Inleiding
Het voorbereidend wetenschappelijk onderwijs (VWO) duurt zes jaar en bereidt leerlingen voor op een studie aan het wetenschappelijk onderwijs (WO). Een school beslist zelf of zij een leerling toelaat. Veel scholen doen dit op basis van het schooladvies van de basisschool, de score van de cito-toets of een eigen toelatingstest.
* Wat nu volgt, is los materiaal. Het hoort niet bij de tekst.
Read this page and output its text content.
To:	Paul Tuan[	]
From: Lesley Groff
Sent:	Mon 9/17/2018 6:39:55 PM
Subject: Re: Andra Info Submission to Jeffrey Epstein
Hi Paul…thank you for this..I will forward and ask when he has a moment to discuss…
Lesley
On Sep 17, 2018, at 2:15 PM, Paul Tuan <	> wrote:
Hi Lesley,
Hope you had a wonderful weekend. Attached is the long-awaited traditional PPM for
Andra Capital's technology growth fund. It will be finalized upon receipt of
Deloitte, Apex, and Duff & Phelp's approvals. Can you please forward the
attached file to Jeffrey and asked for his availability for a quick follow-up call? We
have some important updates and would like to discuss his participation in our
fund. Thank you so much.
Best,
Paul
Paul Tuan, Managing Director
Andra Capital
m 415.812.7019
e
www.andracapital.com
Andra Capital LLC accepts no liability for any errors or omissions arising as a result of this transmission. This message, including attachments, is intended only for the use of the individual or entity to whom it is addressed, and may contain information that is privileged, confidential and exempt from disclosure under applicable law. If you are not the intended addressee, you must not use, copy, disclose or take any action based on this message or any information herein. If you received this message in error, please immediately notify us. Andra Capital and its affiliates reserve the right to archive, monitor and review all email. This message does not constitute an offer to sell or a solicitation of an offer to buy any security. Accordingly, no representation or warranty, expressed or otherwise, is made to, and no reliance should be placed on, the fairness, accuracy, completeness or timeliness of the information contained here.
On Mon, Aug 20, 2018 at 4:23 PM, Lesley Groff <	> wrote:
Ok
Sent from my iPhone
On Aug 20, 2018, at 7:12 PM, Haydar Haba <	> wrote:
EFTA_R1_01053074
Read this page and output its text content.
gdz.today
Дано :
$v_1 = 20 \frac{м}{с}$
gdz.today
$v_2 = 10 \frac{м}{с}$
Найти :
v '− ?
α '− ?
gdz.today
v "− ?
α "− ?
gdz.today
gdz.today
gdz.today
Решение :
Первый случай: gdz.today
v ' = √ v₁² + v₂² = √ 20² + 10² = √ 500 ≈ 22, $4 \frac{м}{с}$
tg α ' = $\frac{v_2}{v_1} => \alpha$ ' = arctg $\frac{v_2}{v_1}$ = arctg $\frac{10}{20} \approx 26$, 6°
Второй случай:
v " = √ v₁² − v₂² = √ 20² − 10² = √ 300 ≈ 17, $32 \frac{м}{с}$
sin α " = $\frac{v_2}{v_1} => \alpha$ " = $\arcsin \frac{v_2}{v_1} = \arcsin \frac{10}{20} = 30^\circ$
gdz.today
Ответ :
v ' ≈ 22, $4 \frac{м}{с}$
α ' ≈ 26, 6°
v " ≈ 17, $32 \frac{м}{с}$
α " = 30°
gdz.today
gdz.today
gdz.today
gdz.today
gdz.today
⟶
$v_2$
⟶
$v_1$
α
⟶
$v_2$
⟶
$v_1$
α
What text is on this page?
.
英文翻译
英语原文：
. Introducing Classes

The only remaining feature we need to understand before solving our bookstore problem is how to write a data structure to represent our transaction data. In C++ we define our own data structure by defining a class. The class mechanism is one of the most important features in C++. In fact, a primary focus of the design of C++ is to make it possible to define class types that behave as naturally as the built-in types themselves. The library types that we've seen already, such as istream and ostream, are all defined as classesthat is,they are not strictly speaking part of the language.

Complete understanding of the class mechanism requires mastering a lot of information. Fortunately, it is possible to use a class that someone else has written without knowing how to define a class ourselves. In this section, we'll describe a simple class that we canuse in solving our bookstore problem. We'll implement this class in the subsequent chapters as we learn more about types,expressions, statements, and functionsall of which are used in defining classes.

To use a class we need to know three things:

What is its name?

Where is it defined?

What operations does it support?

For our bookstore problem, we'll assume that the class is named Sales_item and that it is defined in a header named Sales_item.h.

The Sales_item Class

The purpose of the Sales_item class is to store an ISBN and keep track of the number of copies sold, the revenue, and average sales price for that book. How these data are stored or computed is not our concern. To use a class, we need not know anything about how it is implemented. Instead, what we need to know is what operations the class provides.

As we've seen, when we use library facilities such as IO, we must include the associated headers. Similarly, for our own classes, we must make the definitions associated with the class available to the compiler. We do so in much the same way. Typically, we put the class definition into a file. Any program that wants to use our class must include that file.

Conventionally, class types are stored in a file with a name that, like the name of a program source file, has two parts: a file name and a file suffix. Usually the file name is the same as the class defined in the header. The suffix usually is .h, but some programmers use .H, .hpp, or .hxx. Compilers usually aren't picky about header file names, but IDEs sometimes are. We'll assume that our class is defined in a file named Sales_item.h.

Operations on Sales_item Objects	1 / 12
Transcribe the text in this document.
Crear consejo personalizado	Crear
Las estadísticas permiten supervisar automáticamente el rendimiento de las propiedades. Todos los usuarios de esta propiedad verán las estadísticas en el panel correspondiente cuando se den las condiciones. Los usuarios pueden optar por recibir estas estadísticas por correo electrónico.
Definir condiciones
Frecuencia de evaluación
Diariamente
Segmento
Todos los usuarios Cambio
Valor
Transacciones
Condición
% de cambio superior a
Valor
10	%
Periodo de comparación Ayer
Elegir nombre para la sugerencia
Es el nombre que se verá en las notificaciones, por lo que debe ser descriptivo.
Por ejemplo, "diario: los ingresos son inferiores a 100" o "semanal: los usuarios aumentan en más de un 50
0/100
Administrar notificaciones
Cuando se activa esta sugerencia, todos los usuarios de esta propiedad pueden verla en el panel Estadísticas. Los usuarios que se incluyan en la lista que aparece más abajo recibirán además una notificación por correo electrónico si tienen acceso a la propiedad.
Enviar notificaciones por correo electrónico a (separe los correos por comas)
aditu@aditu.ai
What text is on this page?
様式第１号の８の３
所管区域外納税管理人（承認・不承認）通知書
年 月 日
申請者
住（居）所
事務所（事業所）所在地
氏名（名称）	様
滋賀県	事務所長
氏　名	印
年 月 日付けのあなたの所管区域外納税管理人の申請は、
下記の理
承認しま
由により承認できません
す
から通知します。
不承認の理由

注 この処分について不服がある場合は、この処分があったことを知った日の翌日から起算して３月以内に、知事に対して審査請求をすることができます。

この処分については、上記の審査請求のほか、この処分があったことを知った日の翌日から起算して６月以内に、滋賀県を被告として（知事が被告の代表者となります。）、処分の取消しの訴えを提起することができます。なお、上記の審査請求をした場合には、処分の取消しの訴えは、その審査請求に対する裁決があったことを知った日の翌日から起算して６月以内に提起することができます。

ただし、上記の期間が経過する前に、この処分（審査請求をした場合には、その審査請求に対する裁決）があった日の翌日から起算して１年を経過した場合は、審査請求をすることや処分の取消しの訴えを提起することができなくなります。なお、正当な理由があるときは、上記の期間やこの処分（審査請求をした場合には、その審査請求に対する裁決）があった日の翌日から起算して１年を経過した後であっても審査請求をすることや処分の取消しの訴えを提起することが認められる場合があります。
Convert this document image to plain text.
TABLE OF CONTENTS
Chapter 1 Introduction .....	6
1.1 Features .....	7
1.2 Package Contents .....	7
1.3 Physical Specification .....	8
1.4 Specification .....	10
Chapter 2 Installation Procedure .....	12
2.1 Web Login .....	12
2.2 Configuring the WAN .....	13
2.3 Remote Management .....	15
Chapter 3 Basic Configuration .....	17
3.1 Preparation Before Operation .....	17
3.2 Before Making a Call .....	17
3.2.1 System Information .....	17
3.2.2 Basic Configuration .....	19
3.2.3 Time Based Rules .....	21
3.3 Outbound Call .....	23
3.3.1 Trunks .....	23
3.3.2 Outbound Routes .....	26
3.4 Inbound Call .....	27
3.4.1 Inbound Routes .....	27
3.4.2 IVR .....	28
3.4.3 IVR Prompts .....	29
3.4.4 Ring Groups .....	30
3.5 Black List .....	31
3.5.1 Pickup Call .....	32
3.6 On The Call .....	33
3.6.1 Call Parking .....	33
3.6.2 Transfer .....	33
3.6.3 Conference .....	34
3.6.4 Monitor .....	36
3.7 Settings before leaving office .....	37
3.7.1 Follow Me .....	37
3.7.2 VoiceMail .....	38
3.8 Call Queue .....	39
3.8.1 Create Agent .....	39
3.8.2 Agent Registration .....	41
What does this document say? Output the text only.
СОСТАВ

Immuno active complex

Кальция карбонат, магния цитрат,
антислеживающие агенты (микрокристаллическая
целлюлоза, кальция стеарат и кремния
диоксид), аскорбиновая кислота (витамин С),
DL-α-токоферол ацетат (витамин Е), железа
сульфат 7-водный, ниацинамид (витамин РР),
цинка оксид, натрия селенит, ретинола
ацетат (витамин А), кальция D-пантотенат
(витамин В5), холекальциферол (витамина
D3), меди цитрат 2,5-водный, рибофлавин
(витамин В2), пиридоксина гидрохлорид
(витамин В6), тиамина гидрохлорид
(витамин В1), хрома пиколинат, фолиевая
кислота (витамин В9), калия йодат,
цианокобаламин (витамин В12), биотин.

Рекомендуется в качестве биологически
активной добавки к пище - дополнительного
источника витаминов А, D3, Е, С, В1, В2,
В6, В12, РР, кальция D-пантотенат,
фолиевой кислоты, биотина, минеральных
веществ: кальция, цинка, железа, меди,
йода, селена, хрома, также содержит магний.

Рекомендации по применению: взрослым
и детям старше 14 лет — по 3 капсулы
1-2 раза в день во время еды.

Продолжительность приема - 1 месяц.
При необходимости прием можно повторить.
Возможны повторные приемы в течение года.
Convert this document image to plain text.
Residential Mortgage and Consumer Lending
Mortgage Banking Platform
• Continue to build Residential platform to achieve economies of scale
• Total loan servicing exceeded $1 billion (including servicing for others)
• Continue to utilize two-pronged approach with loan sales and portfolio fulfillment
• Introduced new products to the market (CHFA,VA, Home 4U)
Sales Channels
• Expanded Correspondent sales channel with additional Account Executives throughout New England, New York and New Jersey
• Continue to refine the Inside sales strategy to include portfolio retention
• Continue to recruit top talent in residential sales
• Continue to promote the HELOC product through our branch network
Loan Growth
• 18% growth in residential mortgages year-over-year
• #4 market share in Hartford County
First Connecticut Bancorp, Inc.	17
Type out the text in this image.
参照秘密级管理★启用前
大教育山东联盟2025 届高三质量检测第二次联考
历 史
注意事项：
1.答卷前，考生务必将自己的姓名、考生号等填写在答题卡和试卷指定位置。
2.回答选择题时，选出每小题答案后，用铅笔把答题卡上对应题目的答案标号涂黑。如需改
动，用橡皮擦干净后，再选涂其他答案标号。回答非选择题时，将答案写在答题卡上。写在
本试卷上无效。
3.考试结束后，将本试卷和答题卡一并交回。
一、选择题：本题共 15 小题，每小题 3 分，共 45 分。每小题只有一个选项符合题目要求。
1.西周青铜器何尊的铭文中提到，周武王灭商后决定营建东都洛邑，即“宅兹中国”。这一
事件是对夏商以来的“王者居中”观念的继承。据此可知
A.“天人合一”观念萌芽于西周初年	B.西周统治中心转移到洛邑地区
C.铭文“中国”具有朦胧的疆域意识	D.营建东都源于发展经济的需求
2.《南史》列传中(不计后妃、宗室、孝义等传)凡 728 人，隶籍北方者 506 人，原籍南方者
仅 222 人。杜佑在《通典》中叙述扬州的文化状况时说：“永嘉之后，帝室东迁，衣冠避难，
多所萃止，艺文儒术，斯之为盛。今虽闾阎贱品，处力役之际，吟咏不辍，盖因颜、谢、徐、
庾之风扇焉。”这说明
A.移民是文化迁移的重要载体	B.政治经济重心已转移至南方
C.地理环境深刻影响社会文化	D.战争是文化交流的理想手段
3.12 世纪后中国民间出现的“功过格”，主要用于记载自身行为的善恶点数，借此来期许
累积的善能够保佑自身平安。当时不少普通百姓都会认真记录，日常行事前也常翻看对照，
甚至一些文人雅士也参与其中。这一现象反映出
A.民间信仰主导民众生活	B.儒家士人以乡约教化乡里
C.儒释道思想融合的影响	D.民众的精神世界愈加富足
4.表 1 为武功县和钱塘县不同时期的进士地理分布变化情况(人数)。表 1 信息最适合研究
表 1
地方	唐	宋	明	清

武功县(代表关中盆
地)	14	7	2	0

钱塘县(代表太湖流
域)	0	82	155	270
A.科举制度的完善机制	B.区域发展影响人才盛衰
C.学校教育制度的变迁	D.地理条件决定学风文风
Verplichte vakken onderbouw
Verplichte vakken in de onderbouw (leerjaar 1, 2 en 3) VWO zijn:
- Nederlandse taal en literatuur
- Engelse taal en literatuur
- Moderne vreemde taal
- Rekenen
- Maatschappijleer
- CKV of Klassieke culturele vorming
- Lichamelijke opvoeding
Verplichte vakken bovenbouw
Iedere VWO-leerling heeft de volgende verplichte vakken in de bovenbouw (leerjaar 4, 5 en 6):
- Nederlandse taal en literatuur
- Engelse taal en literatuur
- Rekenen
- Maatschappijleer
- CKV
- Lichamelijke opvoeding
- Tweede vreemde taal
Profielen bovenbouw
In de bovenbouw van het VWO kiest de leerling uit vier richtingen (profielen):
- Natuur en techniek
- Natuur en gezondheid
- Economie en maatschappij
- Cultuur en maatschappij
Per profiel zijn er twee of drie verplichte vakken:
Natuur en techniek
- Wiskunde B
- Natuurkunde
- Scheikunde
Natuur en gezondheid
- Wiskunde A
- Biologie
- Scheikunde
Economie en maatschappij
- Wiskunde A
- Economie
- Geschiedenis
Cultuur en maatschappij
- Wiskunde C
- Geschiedenis
Naast de verplichte vakken in het profiel, moet elke leerling één of twee profielkeuzevakken en één vak in het vrije deel doen. Ook moet iedere VWO-leerling verplicht het profielwerkstuk maken. Uiteindelijk doen VWO-leerlingen in acht vakken eindexamen. De andere vakken ronden leerlingen af met een schoolexamen.